For these reasons, I enter default judgment in the amount of $19,192 against Respondent, E-Cig Vape Lounge LLP d/b/a E-Cig Vape Lounge.  Pursuant to 21 C.F.R. § 17.11(b), this order becomes final and binding upon both parties after 30 days of the date of its issuance.


Endnotes

1  Respondent’s corporate name has been variously cited as ECig Vape Lounge LLP, E-Cig Vape Lounge LLC, and ECig Vape Lounge LLC.  See Civil Remedies Division (CRD) Docket (Dkt.) Entry Nos. 7 at 1, 15 at 1, 2, 6.  There is no indication in this record that these names do not reflect the same corporate entity.  In fact, in a form completed by the “Authorized Third Party Agent” for Respondent, two different version of the corporate name are used.  CRD Dkt, Entry 15 at 2, 6.  As a result, the decision uses the version of the name used in the complaint filed by CTP.  CRD Dkt. Entry No. 1.

2  On September 29, 2023, CTP filed the initial Administrative Complaint (first complaint), Cover Letter, Proof of Service and Notice of Filing in this matter.  See CRD Dkt. Entry Nos. 1-1b.  Due to a discrepancy with regard to the state of Respondent’s address, as indicated on CTP’s first complaint, Cover Letter, Proof of Service and Notice of Filing, on October 5, 2023, I issued an Order to File Proof of Service.  Compare CRD Dkt. Entry Nos. 1, 1a, 1b, 2; CRD Dkt. Entry No. 3.  The Order to File Proof of Service instructed CTP to, “submit documentation demonstrating that it properly served the [first] [c]omplaint on the Respondent in accordance with 21 C.F.R. § 17.7, by October 19, 2023.”  In the alternative, I permitted CTP to either “withdraw the [first] [c]omplaint or file an Amended Complaint and evidence of valid service, consistent with 21 C.F.R.      §§ 17.5(c) and 17.7.”  The October 5, 2023 Order also stayed this proceeding pending resolution of the service of process issue.  CRD Dkt.
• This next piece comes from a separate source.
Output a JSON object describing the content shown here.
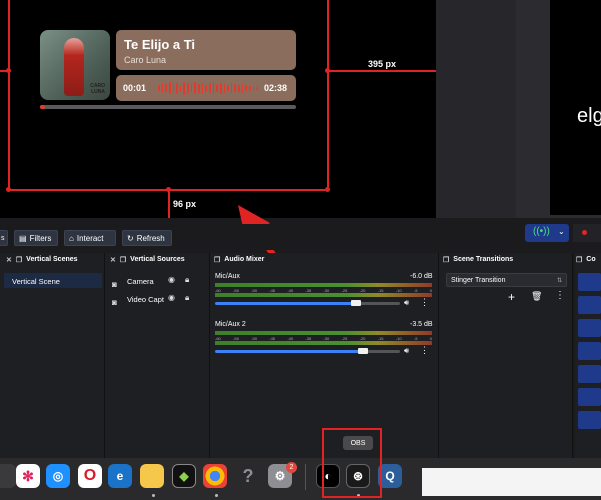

Entry No. 3 at 1-2.  On October 12, 2023, CTP filed its Response to Order to File Proof of Service and Notice of Filing, the amended complaint, Cover Letter to the amended complaint, CTP Exhibit 1, the United Parcel Service (UPS) Next Day Air shipment label, CTP Exhibit 2, the UPS Delivery Notification, and CTP Exhibit 3, a copy of a print out from the United States Postal Service website indicating that New Hope, Minnesota is considered an alternative city name for Minneapolis, Minnesota.  See CRD Dkt. Entry Nos. 4-5c.  On October 17, 2023, I issued an Order finding that CTP had properly served the amended complaint on Respondent in accordance with 21 C.F.R. § 17.7, and lifted the stay imposed.  See CRD Dkt. Entry No. 6.
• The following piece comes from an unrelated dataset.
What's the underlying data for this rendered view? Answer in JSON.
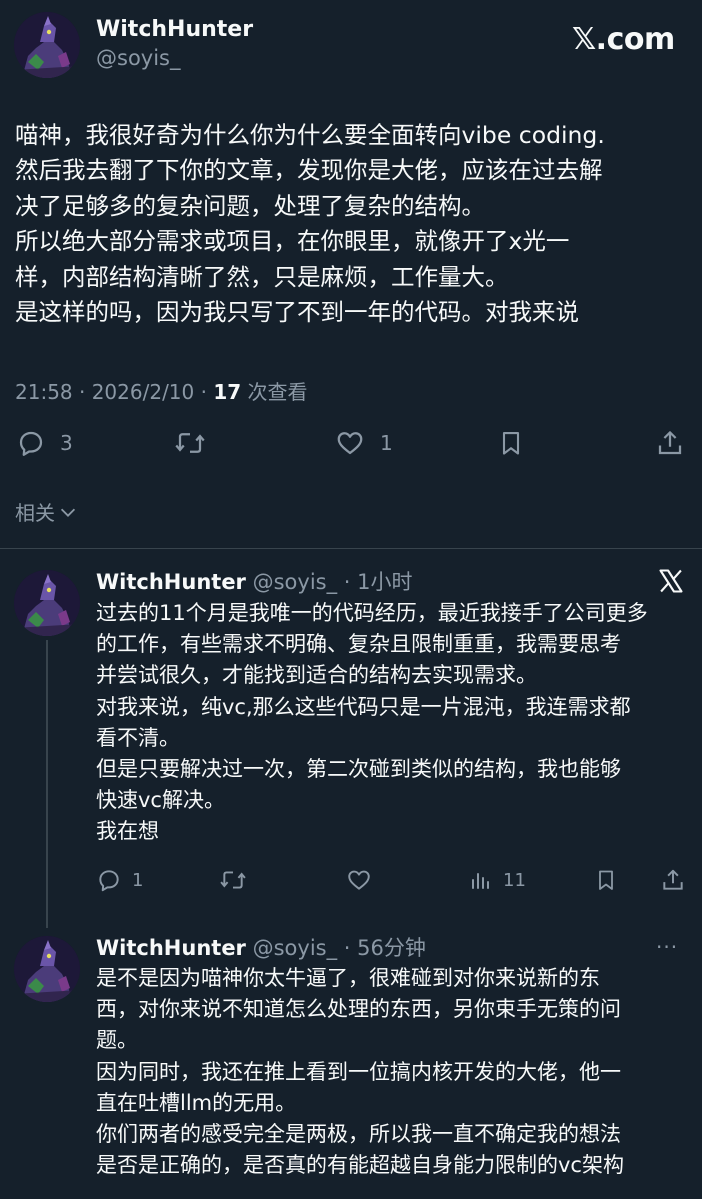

3  The APHO and all subsequent orders and notices were sent to both Respondent and Mr. Navarro by U.S. Mail at 9430 36th Avenue North New Hope, MN 55427.  While Mr. Navarro listed an address of 2017 Parrot Drive #1 San Mateo, CA 94402, he did not file a Notice of Entry of Appearance nor did he register for DAB E-file, as required by the APHO .  CRD Dkt. Entry No. 9 ¶¶ 1, 2.  As a result, mail was sent only to the address listed for Respondent’s retail establishment.

4  On November 27, 2023, UPS delivered CTP’s Request for Production of Documents to Respondent’s retail establishment, located at 9430 36th Avenue, Minneapolis, Minnesota, which was then signed by someone identified by UPS as “Carrera.”  CRD Dkt. Entry No. 11 at 1.
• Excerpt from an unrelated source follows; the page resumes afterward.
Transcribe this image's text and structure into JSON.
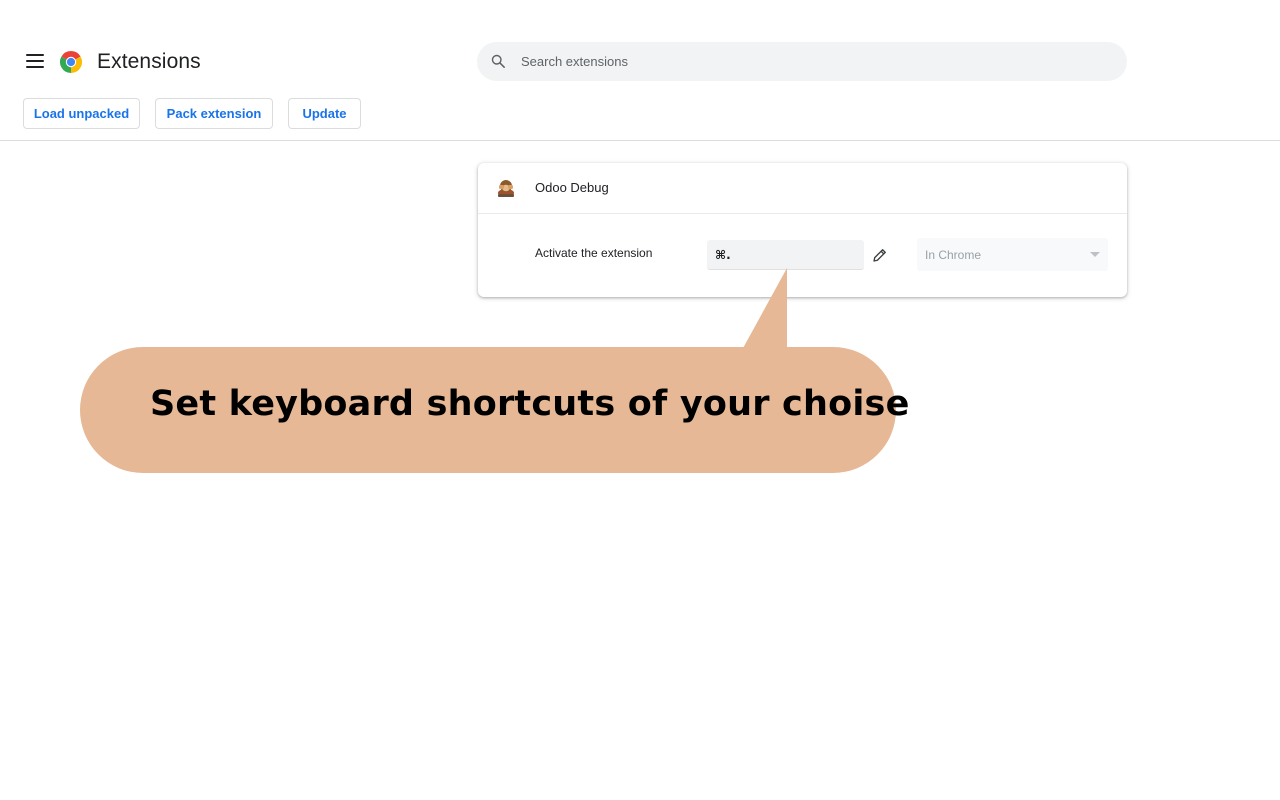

5  The attachment to the Answer included a form from the Department of Health and Human Services, Food and Drug Administration, entitled Registration and Listing for Owners and Operators of Domestic Deemed Tobacco Product Establishments.  In that form was a confirmation statement from the Authorized 3rd Party Agent, Mr. Navarro, dated October 10, 2023, that ECig Vape Lounge LLC was out of business.  CRD Dkt. Entry No. 15 at 6-7. This attachment was not included with the original answer received from CTP on October 23, 2020.